Через несколько дней в Риме в должность вступали вновь избранные народные трибуны. Согласно традициям, это происходило каждый год за четыре дня до декабрьских ид. Среди тех, кого избрали на этот год, были люди, стоявшие подчас на противоположных позициях: помпеянец Метелл Непот, катилинарий Марк Кальпурний Бестиа и представитель сенатской партии Марк Порций Катон. Это было ярким отражением противоречивых взглядов самого римского общества. Едва вступив в должность, Бестиа и Метелл начали открытую кампанию против Цицерона за проведенную незаконную казнь пятерых римских граждан. Все понимали, что помпеянец Метелл готовит почву для диктатуры Помпея, а катилинарий Бестиа готов сотрудничать с кем угодно, лишь бы свалить Цицерона.
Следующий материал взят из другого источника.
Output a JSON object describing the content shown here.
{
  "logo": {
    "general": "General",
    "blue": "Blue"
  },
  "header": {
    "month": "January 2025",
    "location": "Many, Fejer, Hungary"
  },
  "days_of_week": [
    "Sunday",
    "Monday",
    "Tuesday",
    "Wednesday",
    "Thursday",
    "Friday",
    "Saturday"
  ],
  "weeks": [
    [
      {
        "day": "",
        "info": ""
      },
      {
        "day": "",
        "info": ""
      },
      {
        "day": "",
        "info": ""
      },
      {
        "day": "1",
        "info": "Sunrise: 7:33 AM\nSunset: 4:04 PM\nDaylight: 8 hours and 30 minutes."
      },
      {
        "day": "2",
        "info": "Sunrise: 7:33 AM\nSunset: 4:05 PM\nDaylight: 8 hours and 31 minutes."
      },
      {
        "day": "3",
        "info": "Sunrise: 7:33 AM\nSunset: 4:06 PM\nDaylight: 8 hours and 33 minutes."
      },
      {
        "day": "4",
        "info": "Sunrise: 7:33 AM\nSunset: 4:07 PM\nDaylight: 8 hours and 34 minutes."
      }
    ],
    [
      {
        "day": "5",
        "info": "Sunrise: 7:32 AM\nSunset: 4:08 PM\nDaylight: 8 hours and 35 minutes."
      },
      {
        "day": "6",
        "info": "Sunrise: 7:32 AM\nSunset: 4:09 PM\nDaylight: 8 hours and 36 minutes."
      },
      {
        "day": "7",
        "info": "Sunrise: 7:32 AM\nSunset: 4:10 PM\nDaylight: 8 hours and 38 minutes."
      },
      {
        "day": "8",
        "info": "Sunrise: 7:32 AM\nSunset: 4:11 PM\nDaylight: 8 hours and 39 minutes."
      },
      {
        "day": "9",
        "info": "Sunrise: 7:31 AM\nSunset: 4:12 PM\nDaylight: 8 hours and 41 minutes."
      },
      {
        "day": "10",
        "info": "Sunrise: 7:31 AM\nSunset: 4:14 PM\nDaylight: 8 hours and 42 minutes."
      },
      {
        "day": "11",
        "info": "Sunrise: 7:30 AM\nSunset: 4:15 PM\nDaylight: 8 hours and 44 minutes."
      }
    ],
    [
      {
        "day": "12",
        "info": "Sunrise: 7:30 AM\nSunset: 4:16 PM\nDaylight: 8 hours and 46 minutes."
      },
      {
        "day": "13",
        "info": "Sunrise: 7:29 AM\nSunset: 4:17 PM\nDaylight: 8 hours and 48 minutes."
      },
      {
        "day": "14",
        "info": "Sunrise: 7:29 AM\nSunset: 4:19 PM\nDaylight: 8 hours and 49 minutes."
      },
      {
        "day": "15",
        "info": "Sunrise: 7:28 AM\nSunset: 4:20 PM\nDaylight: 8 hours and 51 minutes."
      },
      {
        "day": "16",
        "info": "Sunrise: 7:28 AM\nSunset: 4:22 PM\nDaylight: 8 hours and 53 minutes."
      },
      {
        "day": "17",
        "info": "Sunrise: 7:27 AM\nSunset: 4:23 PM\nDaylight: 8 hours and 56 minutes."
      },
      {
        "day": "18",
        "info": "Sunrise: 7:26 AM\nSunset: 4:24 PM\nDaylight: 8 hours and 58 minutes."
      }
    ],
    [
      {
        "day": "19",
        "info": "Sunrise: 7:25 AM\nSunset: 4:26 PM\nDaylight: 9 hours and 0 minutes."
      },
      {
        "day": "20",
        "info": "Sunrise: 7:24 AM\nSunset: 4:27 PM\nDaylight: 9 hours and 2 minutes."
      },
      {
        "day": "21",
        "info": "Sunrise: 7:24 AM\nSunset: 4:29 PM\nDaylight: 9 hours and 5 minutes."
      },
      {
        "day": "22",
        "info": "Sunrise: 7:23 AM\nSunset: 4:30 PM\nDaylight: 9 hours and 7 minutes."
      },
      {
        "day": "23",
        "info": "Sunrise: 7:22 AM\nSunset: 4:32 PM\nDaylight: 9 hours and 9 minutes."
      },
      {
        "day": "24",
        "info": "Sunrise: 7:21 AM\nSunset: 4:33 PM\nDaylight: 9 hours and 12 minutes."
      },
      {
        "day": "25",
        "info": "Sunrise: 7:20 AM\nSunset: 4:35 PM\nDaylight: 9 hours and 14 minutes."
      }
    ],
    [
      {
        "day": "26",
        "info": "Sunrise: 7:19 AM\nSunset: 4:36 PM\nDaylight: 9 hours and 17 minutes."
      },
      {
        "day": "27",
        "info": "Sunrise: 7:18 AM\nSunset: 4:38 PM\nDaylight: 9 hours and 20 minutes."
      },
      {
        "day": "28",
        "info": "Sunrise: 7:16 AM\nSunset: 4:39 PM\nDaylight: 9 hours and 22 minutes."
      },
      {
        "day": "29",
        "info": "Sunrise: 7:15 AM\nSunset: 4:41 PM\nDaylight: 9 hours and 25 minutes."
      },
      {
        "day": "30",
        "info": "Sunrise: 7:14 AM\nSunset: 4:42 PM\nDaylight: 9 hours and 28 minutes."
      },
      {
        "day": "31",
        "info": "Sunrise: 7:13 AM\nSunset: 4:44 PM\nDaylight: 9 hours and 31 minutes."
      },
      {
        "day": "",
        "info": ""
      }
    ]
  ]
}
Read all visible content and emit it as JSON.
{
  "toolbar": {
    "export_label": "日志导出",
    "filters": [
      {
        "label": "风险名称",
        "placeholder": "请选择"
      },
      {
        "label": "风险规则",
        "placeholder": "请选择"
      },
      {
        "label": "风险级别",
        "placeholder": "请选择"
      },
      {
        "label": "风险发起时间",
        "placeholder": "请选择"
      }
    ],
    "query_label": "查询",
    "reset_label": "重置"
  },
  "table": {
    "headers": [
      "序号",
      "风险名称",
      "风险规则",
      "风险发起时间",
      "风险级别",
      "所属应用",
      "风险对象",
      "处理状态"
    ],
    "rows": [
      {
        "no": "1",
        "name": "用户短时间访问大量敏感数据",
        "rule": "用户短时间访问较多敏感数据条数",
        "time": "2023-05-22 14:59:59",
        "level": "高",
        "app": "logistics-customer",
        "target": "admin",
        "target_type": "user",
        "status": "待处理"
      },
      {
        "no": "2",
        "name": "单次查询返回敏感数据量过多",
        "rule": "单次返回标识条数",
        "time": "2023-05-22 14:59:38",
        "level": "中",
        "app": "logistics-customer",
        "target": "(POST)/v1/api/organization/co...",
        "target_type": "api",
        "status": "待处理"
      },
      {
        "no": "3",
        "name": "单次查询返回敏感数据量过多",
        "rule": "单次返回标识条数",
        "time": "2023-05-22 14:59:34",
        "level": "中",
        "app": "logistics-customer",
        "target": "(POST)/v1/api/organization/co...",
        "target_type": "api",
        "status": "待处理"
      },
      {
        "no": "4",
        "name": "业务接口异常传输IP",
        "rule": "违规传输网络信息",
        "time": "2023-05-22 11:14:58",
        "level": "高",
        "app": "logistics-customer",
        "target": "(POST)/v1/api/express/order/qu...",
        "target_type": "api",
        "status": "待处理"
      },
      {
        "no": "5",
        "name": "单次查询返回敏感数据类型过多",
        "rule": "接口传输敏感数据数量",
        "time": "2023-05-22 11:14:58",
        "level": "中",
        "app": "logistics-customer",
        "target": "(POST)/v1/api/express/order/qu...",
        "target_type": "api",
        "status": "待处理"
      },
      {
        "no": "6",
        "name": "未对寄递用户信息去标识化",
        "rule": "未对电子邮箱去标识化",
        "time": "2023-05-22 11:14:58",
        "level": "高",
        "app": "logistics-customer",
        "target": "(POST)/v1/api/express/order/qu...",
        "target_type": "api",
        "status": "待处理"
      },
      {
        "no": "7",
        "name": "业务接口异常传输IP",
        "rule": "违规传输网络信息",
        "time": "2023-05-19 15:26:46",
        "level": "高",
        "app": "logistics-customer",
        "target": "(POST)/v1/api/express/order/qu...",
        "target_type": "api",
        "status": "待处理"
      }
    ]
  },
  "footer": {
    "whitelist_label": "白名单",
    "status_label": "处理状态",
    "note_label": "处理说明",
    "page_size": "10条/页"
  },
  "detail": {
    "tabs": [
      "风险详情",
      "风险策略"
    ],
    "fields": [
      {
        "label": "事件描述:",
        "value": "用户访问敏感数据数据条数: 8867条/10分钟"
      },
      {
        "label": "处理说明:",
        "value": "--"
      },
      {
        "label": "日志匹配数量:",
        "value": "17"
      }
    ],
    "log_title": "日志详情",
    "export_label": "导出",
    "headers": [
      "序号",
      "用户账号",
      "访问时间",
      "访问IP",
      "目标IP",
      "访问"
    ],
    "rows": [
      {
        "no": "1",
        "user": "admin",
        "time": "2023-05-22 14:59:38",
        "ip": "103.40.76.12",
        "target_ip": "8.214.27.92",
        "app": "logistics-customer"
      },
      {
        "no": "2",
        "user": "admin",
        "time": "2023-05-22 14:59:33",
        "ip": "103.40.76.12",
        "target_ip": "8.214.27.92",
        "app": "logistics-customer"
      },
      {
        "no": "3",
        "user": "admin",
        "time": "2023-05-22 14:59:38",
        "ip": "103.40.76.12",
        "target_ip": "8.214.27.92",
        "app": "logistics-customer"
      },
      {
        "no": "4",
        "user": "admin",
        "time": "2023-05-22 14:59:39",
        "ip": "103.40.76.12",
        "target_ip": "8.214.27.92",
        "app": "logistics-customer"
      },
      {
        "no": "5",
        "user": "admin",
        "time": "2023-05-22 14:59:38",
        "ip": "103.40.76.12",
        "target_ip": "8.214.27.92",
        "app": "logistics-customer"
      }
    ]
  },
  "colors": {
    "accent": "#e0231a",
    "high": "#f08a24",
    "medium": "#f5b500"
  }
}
В политике часто идут на заведомо невозможный союз для достижения определенных целей, и недавние враги становятся партнерами, а испытанные друзья — непримиримыми соперниками в противостоянии политических воззрений и догм. Именно в эти дни Цезарь встретился с Метеллом Непотом. Родственник Помпея явился в дом Юлия, опоздав почти на час, не извинился, словно это было в порядке вещей.

Цезарь, сделав вид, что ничего не произошло, радушно принял гостя в триклинии. Разговор шел о возвращении Помпея в Рим.

— Я думаю, — заявил Метелл тоном, не терпящим возражений, — нужно свалить этого выскочку Цицерона и разрешить Помпею заочно выставить свою кандидатуру.

— Подобного прецедента еще не было в Риме, — осторожно возразил Цезарь.

— Но должно быть. Для Помпея будет сделано исключение, — гордо сказал Метелл.

— Даже Великий Сулла не смог этого добиться, — напомнил Цезарь.

— Да, марианцы мешали ему здесь, в Риме. Именно поэтому ему пришлось с армией идти на город, — слишком прямолинейно сказал Метелл.

Глаза Цезаря вспыхнули.

— Ты хочешь сказать, что армия Помпея пойдет на Рим в случае, если требование ее вождя будет отклонено?

Метелл понял, что зашел слишком далеко.

— Я просто думаю, что для Помпея нужно сделать исключение, — нашелся Метелл Непот.

— И для этого вы хотите убрать Цицерона?